8.3 NoC vs. Shared Bus

Decision: Use a 2D mesh NoC with XY routing.

Rationale: A shared bus would become a bottleneck at 4+ engines contending for memory bandwidth. The NoC scales linearly with engine count and provides deterministic latency bounds.

Trade-off: Higher area (each router costs ~500 LUTs) and 1-cycle per-hop latency. For the current 4-engine configuration, a crossbar could suffice, but the NoC provides a clear scaling path.

8.4 Bipolar vs. Real-Valued HD Vectors

Decision: Store HD vectors as bipolar bits (1 bit per dimension).

Rationale: Bind/unbind via XOR is a single-cycle operation on bipolar vectors. Real-valued vectors would require 32-bit multiplies per element, increasing latency by 32x for the most common HD operation.

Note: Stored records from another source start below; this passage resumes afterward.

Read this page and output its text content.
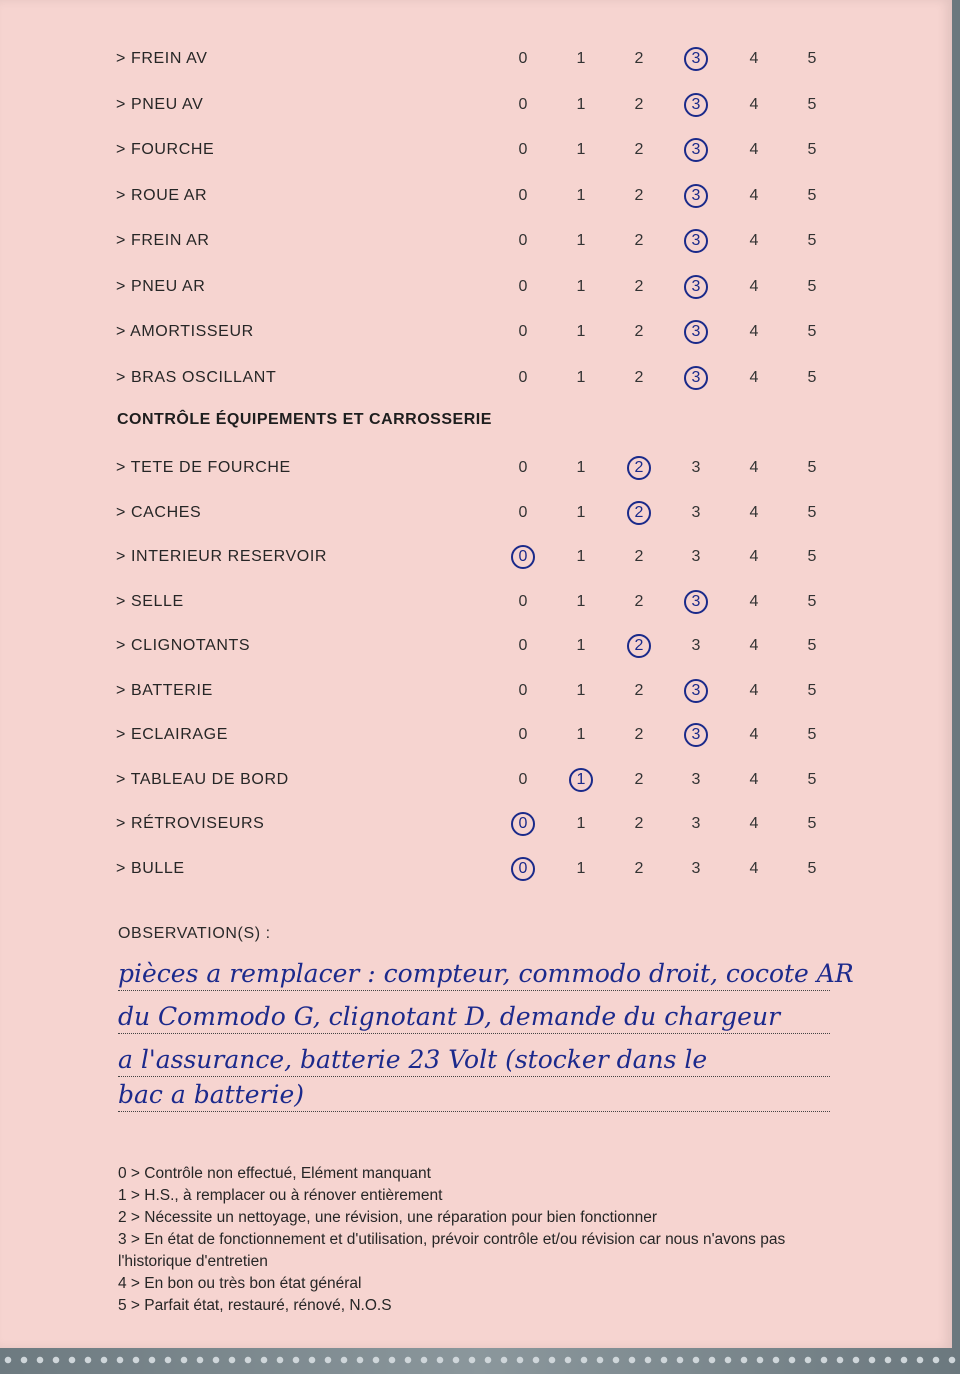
> FREIN AV	0	1	2	3	4	5
> PNEU AV	0	1	2	3	4	5
> FOURCHE	0	1	2	3	4	5
> ROUE AR	0	1	2	3	4	5
> FREIN AR	0	1	2	3	4	5
> PNEU AR	0	1	2	3	4	5
> AMORTISSEUR	0	1	2	3	4	5
> BRAS OSCILLANT	0	1	2	3	4	5
CONTRÔLE ÉQUIPEMENTS ET CARROSSERIE
> TETE DE FOURCHE	0	1	2	3	4	5
> CACHES	0	1	2	3	4	5
> INTERIEUR RESERVOIR	0	1	2	3	4	5
> SELLE	0	1	2	3	4	5
> CLIGNOTANTS	0	1	2	3	4	5
> BATTERIE	0	1	2	3	4	5
> ECLAIRAGE	0	1	2	3	4	5
> TABLEAU DE BORD	0	1	2	3	4	5
> RÉTROVISEURS	0	1	2	3	4	5
> BULLE	0	1	2	3	4	5
OBSERVATION(S) :
pièces a remplacer : compteur, commodo droit, cocote AR
du Commodo G, clignotant D, demande du chargeur
a l'assurance, batterie 23 Volt (stocker dans le
bac a batterie)
0 > Contrôle non effectué, Elément manquant
1 > H.S., à remplacer ou à rénover entièrement
2 > Nécessite un nettoyage, une révision, une réparation pour bien fonctionner
3 > En état de fonctionnement et d'utilisation, prévoir contrôle et/ou révision car nous n'avons pas l'historique d'entretien
4 > En bon ou très bon état général
5 > Parfait état, restauré, rénové, N.O.S
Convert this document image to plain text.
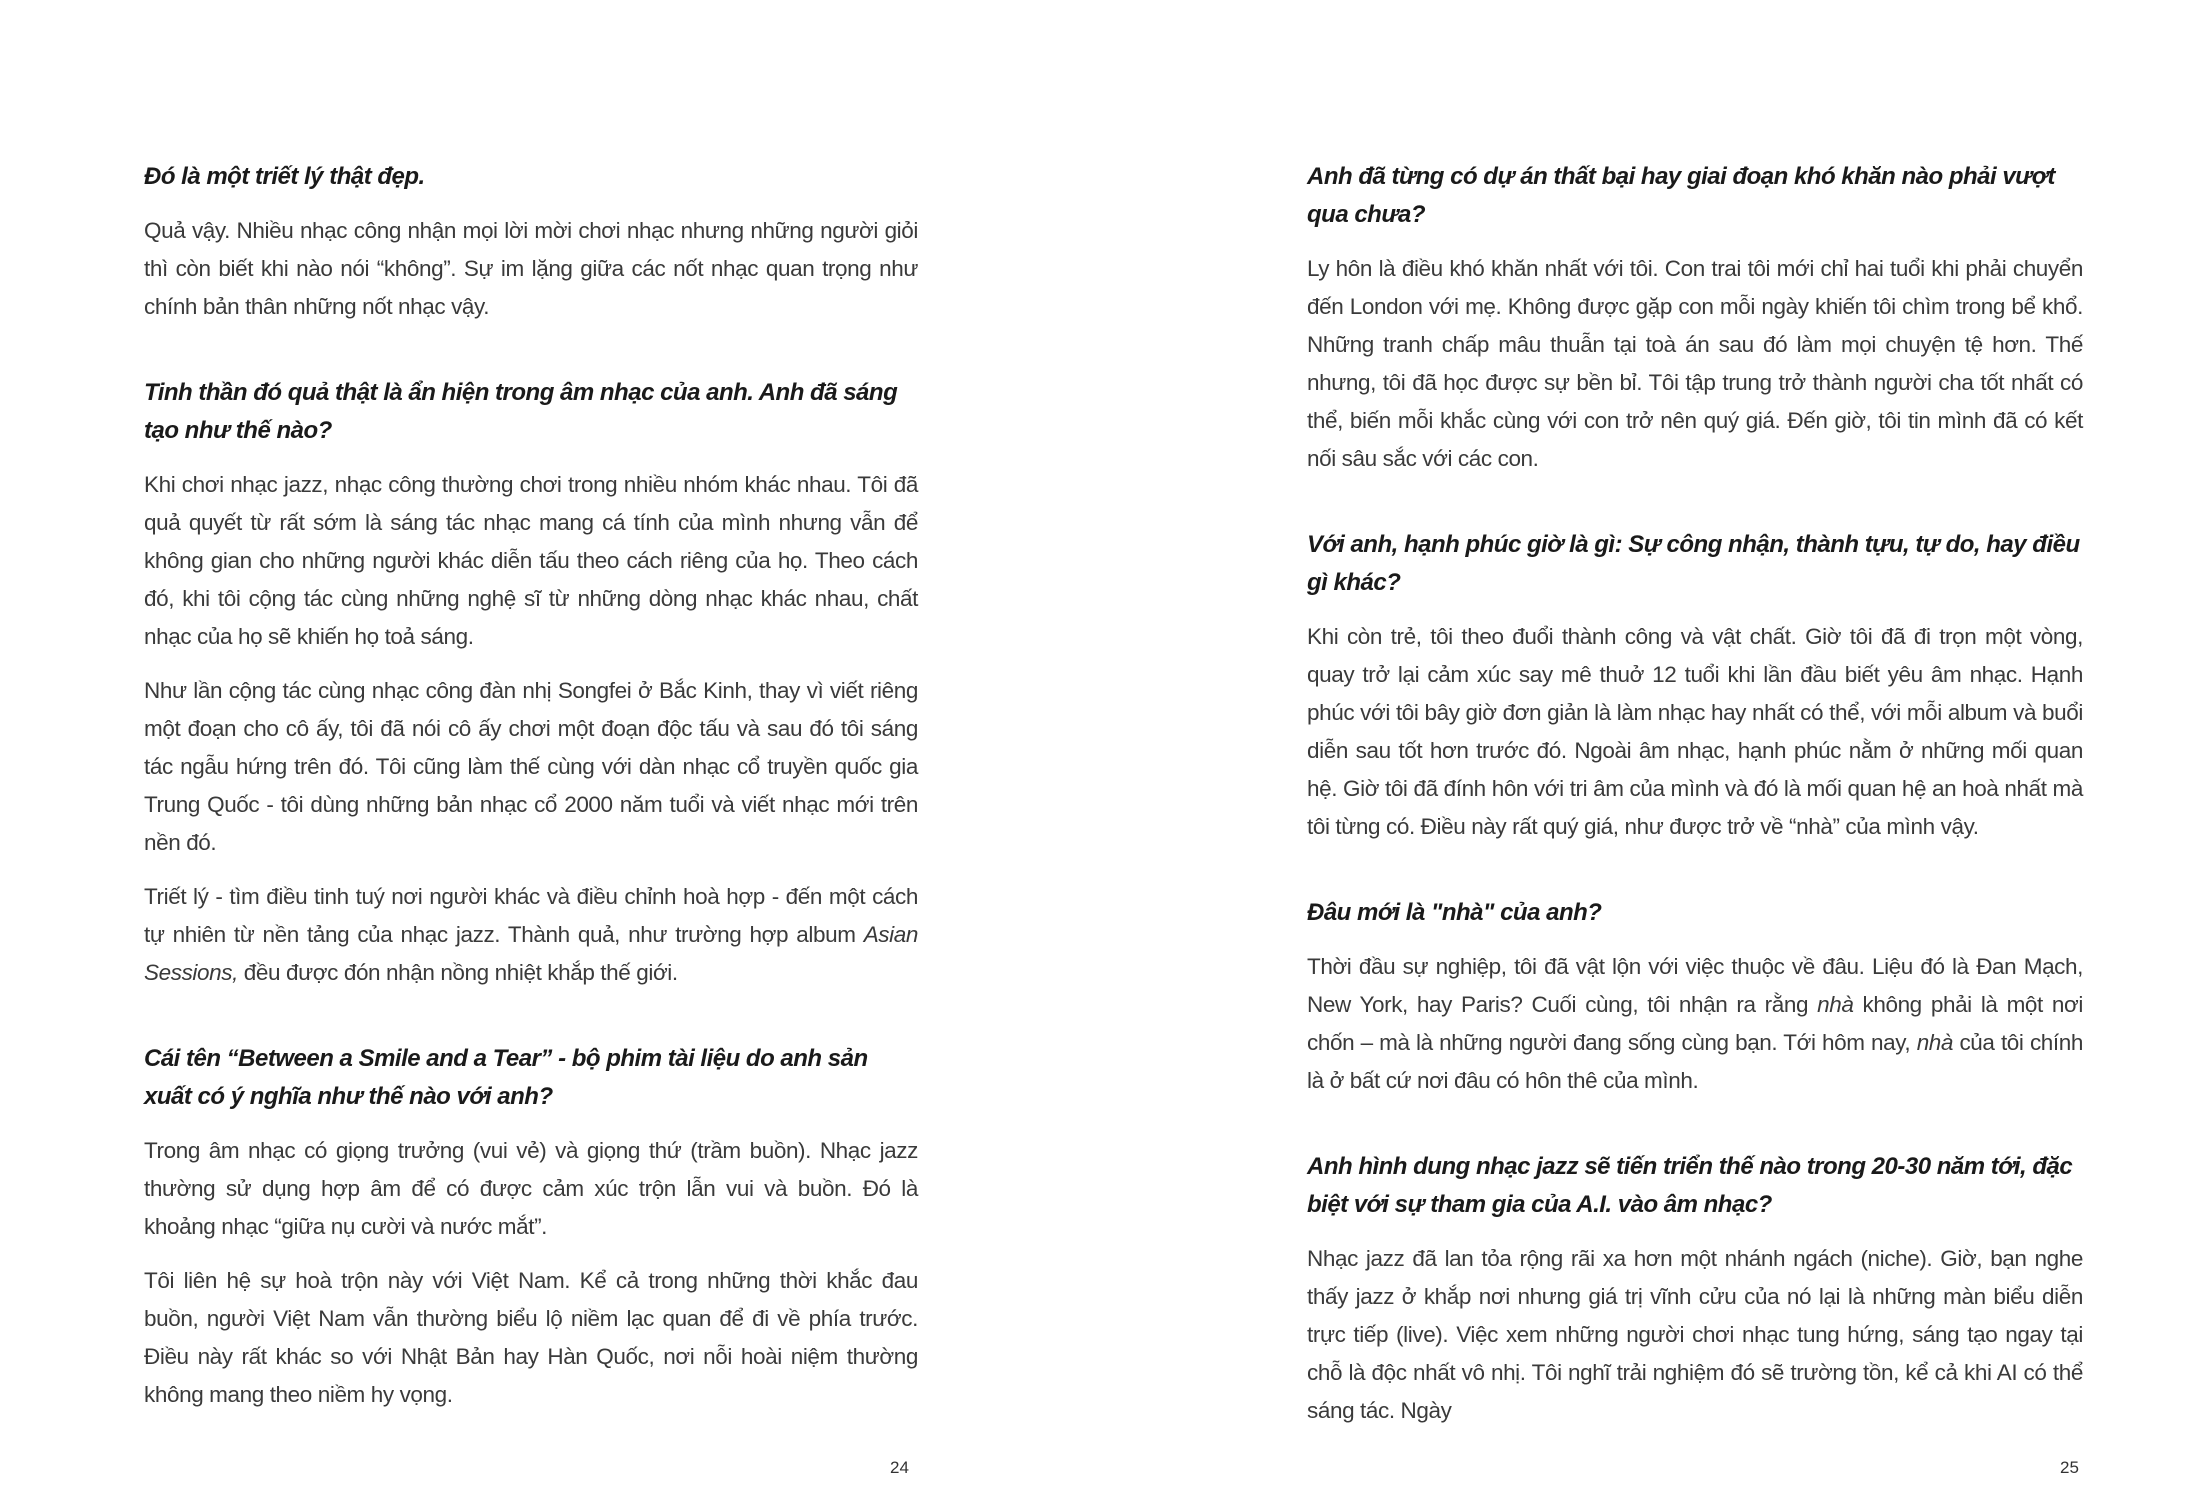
Đó là một triết lý thật đẹp.

Quả vậy. Nhiều nhạc công nhận mọi lời mời chơi nhạc nhưng những người giỏi thì còn biết khi nào nói “không”. Sự im lặng giữa các nốt nhạc quan trọng như chính bản thân những nốt nhạc vậy.

Tinh thần đó quả thật là ẩn hiện trong âm nhạc của anh. Anh đã sáng tạo như thế nào?

Khi chơi nhạc jazz, nhạc công thường chơi trong nhiều nhóm khác nhau. Tôi đã quả quyết từ rất sớm là sáng tác nhạc mang cá tính của mình nhưng vẫn để không gian cho những người khác diễn tấu theo cách riêng của họ. Theo cách đó, khi tôi cộng tác cùng những nghệ sĩ từ những dòng nhạc khác nhau, chất nhạc của họ sẽ khiến họ toả sáng.

Như lần cộng tác cùng nhạc công đàn nhị Songfei ở Bắc Kinh, thay vì viết riêng một đoạn cho cô ấy, tôi đã nói cô ấy chơi một đoạn độc tấu và sau đó tôi sáng tác ngẫu hứng trên đó. Tôi cũng làm thế cùng với dàn nhạc cổ truyền quốc gia Trung Quốc - tôi dùng những bản nhạc cổ 2000 năm tuổi và viết nhạc mới trên nền đó.

Triết lý - tìm điều tinh tuý nơi người khác và điều chỉnh hoà hợp - đến một cách tự nhiên từ nền tảng của nhạc jazz. Thành quả, như trường hợp album Asian Sessions, đều được đón nhận nồng nhiệt khắp thế giới.

Cái tên “Between a Smile and a Tear” - bộ phim tài liệu do anh sản xuất có ý nghĩa như thế nào với anh?

Trong âm nhạc có giọng trưởng (vui vẻ) và giọng thứ (trầm buồn). Nhạc jazz thường sử dụng hợp âm để có được cảm xúc trộn lẫn vui và buồn. Đó là khoảng nhạc “giữa nụ cười và nước mắt”.

Tôi liên hệ sự hoà trộn này với Việt Nam. Kể cả trong những thời khắc đau buồn, người Việt Nam vẫn thường biểu lộ niềm lạc quan để đi về phía trước. Điều này rất khác so với Nhật Bản hay Hàn Quốc, nơi nỗi hoài niệm thường không mang theo niềm hy vọng.

24

Anh đã từng có dự án thất bại hay giai đoạn khó khăn nào phải vượt qua chưa?

Ly hôn là điều khó khăn nhất với tôi. Con trai tôi mới chỉ hai tuổi khi phải chuyển đến London với mẹ. Không được gặp con mỗi ngày khiến tôi chìm trong bể khổ. Những tranh chấp mâu thuẫn tại toà án sau đó làm mọi chuyện tệ hơn. Thế nhưng, tôi đã học được sự bền bỉ. Tôi tập trung trở thành người cha tốt nhất có thể, biến mỗi khắc cùng với con trở nên quý giá. Đến giờ, tôi tin mình đã có kết nối sâu sắc với các con.

Với anh, hạnh phúc giờ là gì: Sự công nhận, thành tựu, tự do, hay điều gì khác?

Khi còn trẻ, tôi theo đuổi thành công và vật chất. Giờ tôi đã đi trọn một vòng, quay trở lại cảm xúc say mê thuở 12 tuổi khi lần đầu biết yêu âm nhạc. Hạnh phúc với tôi bây giờ đơn giản là làm nhạc hay nhất có thể, với mỗi album và buổi diễn sau tốt hơn trước đó. Ngoài âm nhạc, hạnh phúc nằm ở những mối quan hệ. Giờ tôi đã đính hôn với tri âm của mình và đó là mối quan hệ an hoà nhất mà tôi từng có. Điều này rất quý giá, như được trở về “nhà” của mình vậy.

Đâu mới là "nhà" của anh?

Thời đầu sự nghiệp, tôi đã vật lộn với việc thuộc về đâu. Liệu đó là Đan Mạch, New York, hay Paris? Cuối cùng, tôi nhận ra rằng nhà không phải là một nơi chốn – mà là những người đang sống cùng bạn. Tới hôm nay, nhà của tôi chính là ở bất cứ nơi đâu có hôn thê của mình.

Anh hình dung nhạc jazz sẽ tiến triển thế nào trong 20-30 năm tới, đặc biệt với sự tham gia của A.I. vào âm nhạc?

Nhạc jazz đã lan tỏa rộng rãi xa hơn một nhánh ngách (niche). Giờ, bạn nghe thấy jazz ở khắp nơi nhưng giá trị vĩnh cửu của nó lại là những màn biểu diễn trực tiếp (live). Việc xem những người chơi nhạc tung hứng, sáng tạo ngay tại chỗ là độc nhất vô nhị. Tôi nghĩ trải nghiệm đó sẽ trường tồn, kể cả khi AI có thể sáng tác. Ngày

25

Trade-off: Information loss during bundling (majority vote of bipolar vectors discards magnitude information). Empirically, this causes < 3% accuracy loss for the similarity recall task at D = 10,000.


9. Scalability Parameters

SMGPU is designed for parameterised scaling from small FPGAs to large ASICs:

Dimension Small Medium Large
Systolic array 8 x 8 16 x 16 32 x 32
HD banks 4 16 64
HD dimension 4,000 10,000 40,000
NoC mesh 2 x 2 4 x 4 8 x 8
HBM channels 1 4 16
Associative cache entries 64 256 1024
Crossbar tiles 1 1 4
Max graph nodes 1,024 4,096 65,536

All scaling parameters are SystemVerilog parameter values set at elaboration time — no RTL changes are needed to retarget.


10. Path to ASIC

The FPGA prototype maps directly to an ASIC flow with the following modifications:

10.1 Clock Frequency

Platform Target Clock
FPGA (UltraScale+) 250 MHz
ASIC (7nm FinFET) 1.2 GHz
ASIC (5nm) 1.5 GHz

10.2 Memristor Integration

On an ASIC, the memristor_crossbar_sim module is replaced with a physical 1T1R (one-transistor, one-resistor) crossbar array fabricated in a back-end-of-line (BEOL) process. Key changes:

  • The DSP-based MAC is replaced by analog current accumulation.
  • ADC/DAC circuits are added at the periphery of the crossbar.
  • Write drivers perform iterative program-and-verify to set conductance.

10.3 Memory Substitution

  • HBM2 is replaced with on-chip SRAM for small configurations or HBM3 for large configurations.
  • BRAM-based storage is replaced with register files or standard-cell SRAM.

10.4 Synthesis Flow

RTL (SystemVerilog)
    |
    v
Lint (SpyGlass / Ascent)
    |
    v
RTL Synthesis (Design Compiler, 7nm library)
    |
    v
Gate-Level Simulation (VCS)
    |
    v
Place & Route (IC Compiler II)
    |
    v
Timing Sign-off (PrimeTime)
    |
    v
DRC / LVS (Calibre)
    |
    v
Tape-out (GDS II)

10.5 Estimated ASIC Area and Power (7nm)

Block Area (mm^2) Power (W)
Spectral Engine (16x16) 0.8 0.45
HD Engine (16 banks) 0.3 0.18
Topology Engine 0.2 0.10
Rewrite Engine 0.15 0.08
Associative Cache 0.4 0.22
NoC (4x4) 0.3 0.15
HBM Controller 0.5 0.35
Memristor Crossbar 0.6 0.05 (analog)
Total 3.25 1.58

References

  • Kung, H.T. (1982). "Why Systolic Architectures?" IEEE Computer, 15(1).
  • Dally, W.J. & Towles, B.P. (2004). Principles and Practices of Interconnection Networks. Morgan Kaufmann.
  • Ielmini, D. & Wong, H.-S.P. (2018). "In-Memory Computing with Resistive Switching Devices." Nature Electronics, 1(6).
  • JEDEC (2018). High Bandwidth Memory (HBM2) Specification.
  • Kanerva, P. (1988). Sparse Distributed Memory. MIT Press.
  • Hennessy, J.L. & Patterson, D.A. (2019). Computer Architecture: A Quantitative Approach. 6th Ed.